Prototype production and experimental analysis for circular and profiled conformal cooling channels in aluminium filled epoxy injection mould tools

The purpose of this paper is to present a technique of fabricating profiled conformal cooling channels (PCCC) in an aluminium filled epoxy mould using rapid prototyping (RP) and rapid tooling (RT) techniques and to compare the cooling times for the moulds with circular and profiled channels experimentally. The cooling channels in injection mould tools have a circular cross section. In a PCCC, the cross sectional shape is so designed that the flat face surface of the channel facing the cavity follows the profile of the cavity. These types of channels can be manufactured through RP and RT techniques.

A part to be moulded was designed and modelled. Two moulds were then designed with the part cavity, one having a circular channel and the second with a profiled channel, both having the same cross sectional area for coolant flow. The channel patterns were designed with supports according to their position regarding height and distance from the cavity as designed earlier. Both channels have the same distance from the cavity wall. RP patterns were produced for both channels and part using the Thermojet 3D printer. The cooling channel and the moulded part patterns were then assembled as designed in the moulds. Moulding frames were fabricated with aluminium plates and the pattern was placed in the frames. Epoxy was poured on the pattern and then cured. The moulded part and the channel patterns embedded inside epoxy were melted out during the final curing cycle, leaving behind the circular‐ and profiled‐cooling channels in the moulds. For the cooling time measurement, injection moulding was done with moulds with circular and profiled channels. Moulded part temperature will be recorded by embedding thermocouples within the mould cavities.

A technique for the manufacture of cooling channels of different profiles in epoxy moulds was presented. Experimental analysis for temperature measurement for the moulded part with injection moulding process showed that PCCC mould has less cooling time then mould with circular channels.

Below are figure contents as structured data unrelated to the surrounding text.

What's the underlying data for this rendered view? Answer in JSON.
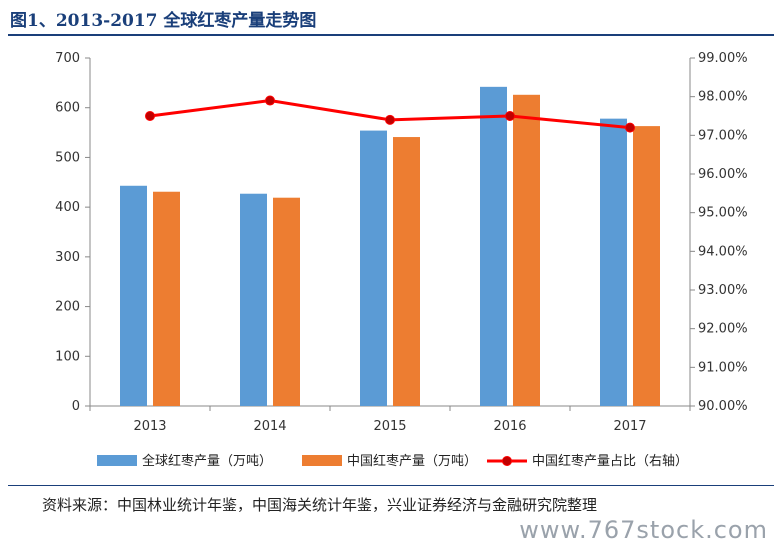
{
  "header": {
    "title": "图1、2013-2017 全球红枣产量走势图"
  },
  "footer": {
    "source": "资料来源：中国林业统计年鉴，中国海关统计年鉴，兴业证券经济与金融研究院整理",
    "watermark": "www.767stock.com"
  },
  "colors": {
    "global": "#5b9bd5",
    "china": "#ed7d31",
    "share": "#ff0000",
    "share_marker": "#c00000"
  },
  "chart_data": {
    "type": "bar",
    "title": "",
    "categories": [
      "2013",
      "2014",
      "2015",
      "2016",
      "2017"
    ],
    "series": [
      {
        "name": "全球红枣产量（万吨）",
        "type": "bar",
        "axis": "left",
        "values": [
          443,
          427,
          554,
          642,
          578
        ]
      },
      {
        "name": "中国红枣产量（万吨）",
        "type": "bar",
        "axis": "left",
        "values": [
          431,
          419,
          541,
          626,
          563
        ]
      },
      {
        "name": "中国红枣产量占比（右轴）",
        "type": "line",
        "axis": "right",
        "values": [
          97.5,
          97.9,
          97.4,
          97.5,
          97.2
        ]
      }
    ],
    "y_left": {
      "min": 0,
      "max": 700,
      "ticks": [
        "0",
        "100",
        "200",
        "300",
        "400",
        "500",
        "600",
        "700"
      ]
    },
    "y_right": {
      "min": 90,
      "max": 99,
      "ticks": [
        "90.00%",
        "91.00%",
        "92.00%",
        "93.00%",
        "94.00%",
        "95.00%",
        "96.00%",
        "97.00%",
        "98.00%",
        "99.00%"
      ]
    },
    "grid": false,
    "legend": "bottom"
  }
}
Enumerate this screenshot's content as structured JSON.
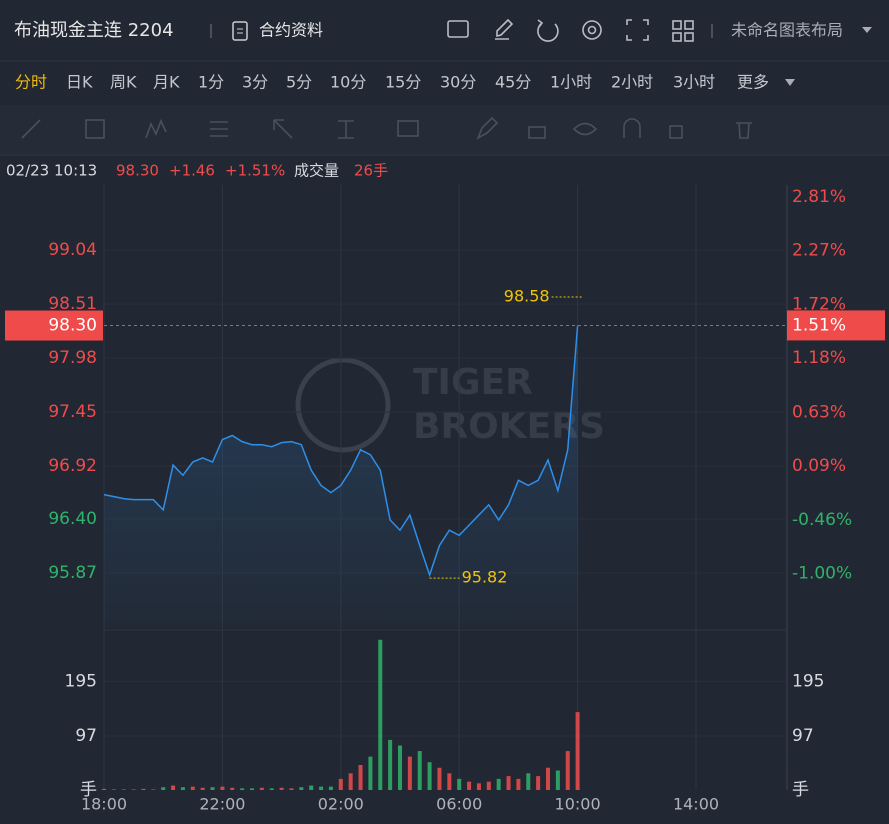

The technique presented is based on the metal‐filled epoxy materials used in RT and was obtained using a specific test part. Epoxy tooling can be a useful alternative of metallic mould to produce injection mould tools. A limitation for the epoxy moulds is that they have a limited life as compared with metallic moulds.

This is a new technique of manufacturing moulds with cooling channels using RP/RT techniques. Moulds with different channel cross sections can be manufactured using this technique.